Surprisingly, Jones stood by the President Lee Myung-bak's decision on the beef issue, saying, ``President Lee absolutely made the right decision on the issue because American beef is not going to harm Korean consumers.''
``It's not an issue based on fact. Even beef over 30 months isn't harmful. The problem with the beef issue is there is no substance in the argument. It's an emotional issue. It's an emotional issue because people fear that they will be harmed,'' he said.
Of late, the President's Lee's popularity has hit the rock bottom due to the mishandling of two key issues ― beef imports and a grand canal project ― which many believe was caused by his administration's amateurism.
Jones, who is known as ``a Korean with blue eyes'' because of his special interest and affection toward Korea, stressed that in order to join the league of advanced economies, Korea must create a country ruled by law.
``It is getting better but very often the law is influenced by the public opinion, as shown in the Lone Star case,'' he said. ``In Korea, passion often leads before rationality.''
Jones, a senior lawyer at Kim & Chang, one of the largest law firms in Korea, cited the Lone Star case as an example of a lack of progress in Korea's deregulation or an intrinsic resistance to it.

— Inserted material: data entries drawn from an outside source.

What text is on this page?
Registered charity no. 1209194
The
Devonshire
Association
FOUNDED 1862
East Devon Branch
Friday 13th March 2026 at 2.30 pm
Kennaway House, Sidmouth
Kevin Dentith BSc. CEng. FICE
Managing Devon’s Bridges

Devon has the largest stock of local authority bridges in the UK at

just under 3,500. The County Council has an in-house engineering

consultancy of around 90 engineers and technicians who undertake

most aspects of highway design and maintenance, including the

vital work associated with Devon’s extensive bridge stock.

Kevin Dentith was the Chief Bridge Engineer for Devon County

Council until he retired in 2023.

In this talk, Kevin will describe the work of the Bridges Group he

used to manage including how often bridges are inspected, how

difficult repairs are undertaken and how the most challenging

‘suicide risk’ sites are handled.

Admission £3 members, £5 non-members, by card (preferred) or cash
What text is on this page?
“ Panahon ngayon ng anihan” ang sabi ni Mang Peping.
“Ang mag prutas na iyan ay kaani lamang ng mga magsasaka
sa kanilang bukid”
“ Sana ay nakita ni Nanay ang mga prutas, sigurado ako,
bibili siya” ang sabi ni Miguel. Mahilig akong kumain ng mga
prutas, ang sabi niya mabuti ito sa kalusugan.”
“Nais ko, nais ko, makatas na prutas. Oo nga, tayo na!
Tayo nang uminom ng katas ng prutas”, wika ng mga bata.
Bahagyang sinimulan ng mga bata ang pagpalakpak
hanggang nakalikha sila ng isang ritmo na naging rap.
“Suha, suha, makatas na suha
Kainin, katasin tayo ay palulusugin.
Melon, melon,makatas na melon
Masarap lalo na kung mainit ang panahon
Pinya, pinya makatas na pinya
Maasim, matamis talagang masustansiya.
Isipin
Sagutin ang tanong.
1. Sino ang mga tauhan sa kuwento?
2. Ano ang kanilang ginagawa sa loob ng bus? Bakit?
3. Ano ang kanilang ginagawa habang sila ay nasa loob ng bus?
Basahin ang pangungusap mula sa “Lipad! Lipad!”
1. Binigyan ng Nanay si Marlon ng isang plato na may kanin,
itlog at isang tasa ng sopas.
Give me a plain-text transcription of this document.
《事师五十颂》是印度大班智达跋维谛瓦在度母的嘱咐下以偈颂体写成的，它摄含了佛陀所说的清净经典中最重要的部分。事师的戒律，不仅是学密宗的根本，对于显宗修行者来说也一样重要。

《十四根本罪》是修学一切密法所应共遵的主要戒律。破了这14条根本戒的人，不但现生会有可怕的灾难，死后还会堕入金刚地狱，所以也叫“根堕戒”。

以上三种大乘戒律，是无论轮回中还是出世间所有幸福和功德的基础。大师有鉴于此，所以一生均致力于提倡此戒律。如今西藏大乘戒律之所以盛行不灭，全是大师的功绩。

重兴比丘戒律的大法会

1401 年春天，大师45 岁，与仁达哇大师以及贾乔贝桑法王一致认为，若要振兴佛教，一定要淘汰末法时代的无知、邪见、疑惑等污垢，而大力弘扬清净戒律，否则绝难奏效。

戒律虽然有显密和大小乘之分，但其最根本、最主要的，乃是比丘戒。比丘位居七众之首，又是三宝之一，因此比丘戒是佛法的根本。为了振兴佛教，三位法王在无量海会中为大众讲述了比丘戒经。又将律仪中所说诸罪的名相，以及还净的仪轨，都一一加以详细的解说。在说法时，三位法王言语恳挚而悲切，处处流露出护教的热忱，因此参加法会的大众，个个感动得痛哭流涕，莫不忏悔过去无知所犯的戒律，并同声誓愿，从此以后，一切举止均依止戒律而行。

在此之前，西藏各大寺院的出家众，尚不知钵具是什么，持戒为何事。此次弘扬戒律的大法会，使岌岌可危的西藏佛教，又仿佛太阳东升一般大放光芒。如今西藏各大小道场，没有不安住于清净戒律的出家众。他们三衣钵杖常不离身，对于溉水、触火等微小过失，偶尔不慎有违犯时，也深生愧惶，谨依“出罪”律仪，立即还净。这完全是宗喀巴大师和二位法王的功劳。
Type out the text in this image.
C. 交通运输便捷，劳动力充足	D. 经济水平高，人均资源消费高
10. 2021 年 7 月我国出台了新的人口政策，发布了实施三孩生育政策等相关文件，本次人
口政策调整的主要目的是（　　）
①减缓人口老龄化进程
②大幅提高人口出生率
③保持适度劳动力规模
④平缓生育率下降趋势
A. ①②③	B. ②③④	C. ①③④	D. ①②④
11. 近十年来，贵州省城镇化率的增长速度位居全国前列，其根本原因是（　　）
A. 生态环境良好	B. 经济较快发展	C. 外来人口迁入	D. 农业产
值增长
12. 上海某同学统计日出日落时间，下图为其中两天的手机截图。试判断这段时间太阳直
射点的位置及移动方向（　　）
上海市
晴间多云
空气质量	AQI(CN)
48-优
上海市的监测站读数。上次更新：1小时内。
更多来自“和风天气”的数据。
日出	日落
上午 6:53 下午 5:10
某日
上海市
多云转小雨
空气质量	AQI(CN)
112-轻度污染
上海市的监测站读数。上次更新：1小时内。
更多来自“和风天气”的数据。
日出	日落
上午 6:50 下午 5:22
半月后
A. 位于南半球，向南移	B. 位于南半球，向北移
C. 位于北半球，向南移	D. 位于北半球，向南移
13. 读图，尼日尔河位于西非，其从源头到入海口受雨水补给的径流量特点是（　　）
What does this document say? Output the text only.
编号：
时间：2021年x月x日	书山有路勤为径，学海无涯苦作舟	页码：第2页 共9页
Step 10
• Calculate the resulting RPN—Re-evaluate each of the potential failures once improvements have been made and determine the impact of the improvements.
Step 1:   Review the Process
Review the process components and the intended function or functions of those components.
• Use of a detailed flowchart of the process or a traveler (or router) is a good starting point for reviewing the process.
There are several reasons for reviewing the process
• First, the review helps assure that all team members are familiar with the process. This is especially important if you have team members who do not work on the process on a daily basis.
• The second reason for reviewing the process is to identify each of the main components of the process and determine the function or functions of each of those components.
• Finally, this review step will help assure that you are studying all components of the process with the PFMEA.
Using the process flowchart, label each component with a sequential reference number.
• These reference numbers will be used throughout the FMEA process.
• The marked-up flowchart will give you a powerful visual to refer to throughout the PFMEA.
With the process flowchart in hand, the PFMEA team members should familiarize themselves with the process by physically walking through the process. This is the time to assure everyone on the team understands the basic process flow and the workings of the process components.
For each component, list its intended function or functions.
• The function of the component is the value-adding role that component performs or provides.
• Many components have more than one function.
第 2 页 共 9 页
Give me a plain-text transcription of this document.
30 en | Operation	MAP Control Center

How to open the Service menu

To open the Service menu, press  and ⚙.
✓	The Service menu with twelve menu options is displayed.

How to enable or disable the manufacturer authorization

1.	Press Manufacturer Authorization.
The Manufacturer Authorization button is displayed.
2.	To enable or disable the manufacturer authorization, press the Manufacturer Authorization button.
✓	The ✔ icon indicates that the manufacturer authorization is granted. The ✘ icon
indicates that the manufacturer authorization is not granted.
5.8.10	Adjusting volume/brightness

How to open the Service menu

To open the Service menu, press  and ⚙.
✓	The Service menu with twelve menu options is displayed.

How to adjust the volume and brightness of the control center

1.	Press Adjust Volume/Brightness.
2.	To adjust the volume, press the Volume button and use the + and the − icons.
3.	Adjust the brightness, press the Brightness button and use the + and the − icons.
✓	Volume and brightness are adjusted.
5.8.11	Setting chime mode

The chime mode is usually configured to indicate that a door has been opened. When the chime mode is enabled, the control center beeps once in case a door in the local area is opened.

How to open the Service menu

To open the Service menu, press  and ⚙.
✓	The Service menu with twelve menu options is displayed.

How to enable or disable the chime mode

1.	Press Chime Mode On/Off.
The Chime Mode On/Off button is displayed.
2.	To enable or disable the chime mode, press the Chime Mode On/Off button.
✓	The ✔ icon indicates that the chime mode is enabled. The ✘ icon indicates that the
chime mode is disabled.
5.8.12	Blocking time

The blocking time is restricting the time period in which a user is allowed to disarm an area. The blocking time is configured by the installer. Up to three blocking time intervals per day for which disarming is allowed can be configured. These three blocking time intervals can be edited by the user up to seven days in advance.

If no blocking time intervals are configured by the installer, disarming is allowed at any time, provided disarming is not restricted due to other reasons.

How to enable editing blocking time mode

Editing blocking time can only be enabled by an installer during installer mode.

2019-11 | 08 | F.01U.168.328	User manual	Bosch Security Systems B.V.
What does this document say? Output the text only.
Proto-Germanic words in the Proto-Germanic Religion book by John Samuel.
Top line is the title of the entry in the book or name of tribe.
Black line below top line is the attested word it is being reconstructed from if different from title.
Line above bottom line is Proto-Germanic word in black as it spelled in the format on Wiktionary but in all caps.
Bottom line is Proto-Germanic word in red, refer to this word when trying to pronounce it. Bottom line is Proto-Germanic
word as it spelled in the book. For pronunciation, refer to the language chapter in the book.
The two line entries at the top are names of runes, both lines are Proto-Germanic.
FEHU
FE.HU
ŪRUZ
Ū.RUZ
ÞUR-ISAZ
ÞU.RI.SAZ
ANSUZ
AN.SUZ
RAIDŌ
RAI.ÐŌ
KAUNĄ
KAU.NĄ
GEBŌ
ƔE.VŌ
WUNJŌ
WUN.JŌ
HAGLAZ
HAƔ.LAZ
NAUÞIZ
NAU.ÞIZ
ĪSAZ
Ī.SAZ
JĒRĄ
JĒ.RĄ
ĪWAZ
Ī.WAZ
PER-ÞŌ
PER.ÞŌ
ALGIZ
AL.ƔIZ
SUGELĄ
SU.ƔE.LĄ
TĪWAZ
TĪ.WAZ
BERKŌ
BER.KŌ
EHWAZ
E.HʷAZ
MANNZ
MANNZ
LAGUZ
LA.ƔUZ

``A lot of private equity funds and many foreign companies have been frightened by the Lone Star case, and that's had an impact on foreign investment coming into Korea,'' he said.
In particular, Lone Star, the largest shareholder of the KEB, was recently found guilty of stock price manipulation involving its acquisition of KEB's credit card unit.
However, Jones, who has lived in Korea since 1980, discounted concerns over the government's negative feelings toward foreign private funds.
``I don't think the government is so much against them but there is very negative public opinion toward Lone Star, and that strong negative public opinion makes it very difficult for the government to take positive action on the issue,'' he said.
On ways of stimulating the local mergers and acquisitions market, Jones advised the government to take three key actions, saying, ``The government should boost business activities to improve the M&A market.
``You always boost business activities by basically doing three things ― lower taxes, making it easier for companies to move through deregulation, and creating an environment where people feel confident,'' he said.
Asked about how to evaluate the performance of the Lee administration, Jones said that Lee is doing a great job.
``He has the correct mind-set to put in place policies to ensure that the economy grows and we create jobs for people,'' he said. ``Foreign investors are confident that Lee will do the right thing.''
Since its inauguration in late February, the Lee administration has pushed for a large-scale deregulation drive to create a more business-friendly environment for foreign investors.
However, many foreign businessmen and investors here are skeptical about the government's plans as most of them in the past have ended up making a few changes in micro sectors and leaving key rules uncertain and ambiguous.
He said that Seoul should put a top priority on speeding up deregulation by making rules more lucid in order to attract more inbound investment.
``Korea's regulation system is full of uncertainties and ambiguities. Interpretation has too much discretion, which leads to more and more government controls,'' he added, emphasizing that specificity will give greater predictability
``People often think that deregulation is getting rid of regulations but giving specificity is another kind of deregulation,'' he said.